Его тесный мир ничего не вмещал, кроме работы. Не оставалось в нем места и для детей. Он не знал, с кем и как они проводят время, их горести и радости не доходили до него. Отец редко заглядывал в комнату дочери и не заметил, как маленькая девочка стала большой, зато увидел ее великовозрастных друзей и не скрыл по этому поводу своего недовольства. Мать отдала дочери свою комнату с отдельным выходом во двор, и отец еще реже стал встречать дочь. Появление Льва Яковлевича в доме грозило развеять устоявшийся покой.
…Катер давно оставил русло Волги и скользил по рукаву, заросшему тростником и ряской, а мысли Свиридова все еще блуждали там, где прошлое сливается с настоящим и причина становится опорой для следствия. Кругом расстилались заводи, подернутые хвощом и кувшинками, камыш с легким шуршанием касался бортов, роняя сверкающие брызги.
Катер тихо ударился о мостки, и гулкое верещание машины заглохло.

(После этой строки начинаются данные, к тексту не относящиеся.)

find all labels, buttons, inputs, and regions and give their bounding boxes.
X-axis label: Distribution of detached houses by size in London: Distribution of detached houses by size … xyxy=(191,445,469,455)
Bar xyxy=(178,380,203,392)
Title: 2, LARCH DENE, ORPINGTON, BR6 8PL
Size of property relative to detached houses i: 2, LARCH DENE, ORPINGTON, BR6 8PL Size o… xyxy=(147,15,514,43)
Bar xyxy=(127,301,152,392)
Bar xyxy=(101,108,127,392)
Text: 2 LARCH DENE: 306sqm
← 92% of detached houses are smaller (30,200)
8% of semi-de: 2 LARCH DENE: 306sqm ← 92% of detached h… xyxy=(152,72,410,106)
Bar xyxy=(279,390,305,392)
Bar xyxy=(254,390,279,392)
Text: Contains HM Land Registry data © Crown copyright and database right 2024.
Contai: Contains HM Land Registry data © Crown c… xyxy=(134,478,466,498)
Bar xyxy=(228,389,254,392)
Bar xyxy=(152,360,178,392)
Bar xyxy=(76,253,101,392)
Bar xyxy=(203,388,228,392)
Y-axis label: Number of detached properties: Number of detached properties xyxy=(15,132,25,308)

Самсон Данилович, балансируя на пловучих деревянных мостках, вступил на берег, поднялся на крутой холм и оглянулся. Он был здесь впервые, и оголенные холмы, с которых тракторами возили глину для строительства, отсутствие растительности, если не считать высокой лебеды, неприятно поразили его.
Свиридов обошел широкую трубу, которая всасывает воду для водохранилища, и пошел вдоль одной из капав, сообщающихся с прудами.
На дне одной из них плавала самка-осетр. Накануне ей впрыснули жидкость, ускоряющую вызревание икры, эту икру оросят извлеченными у самца молоками и дадут начало оплодотворению. Выклюнувшихся, затем подросших мальков выпустят в пруд, а позже – в реку, где они пополнят рыбное население Волги.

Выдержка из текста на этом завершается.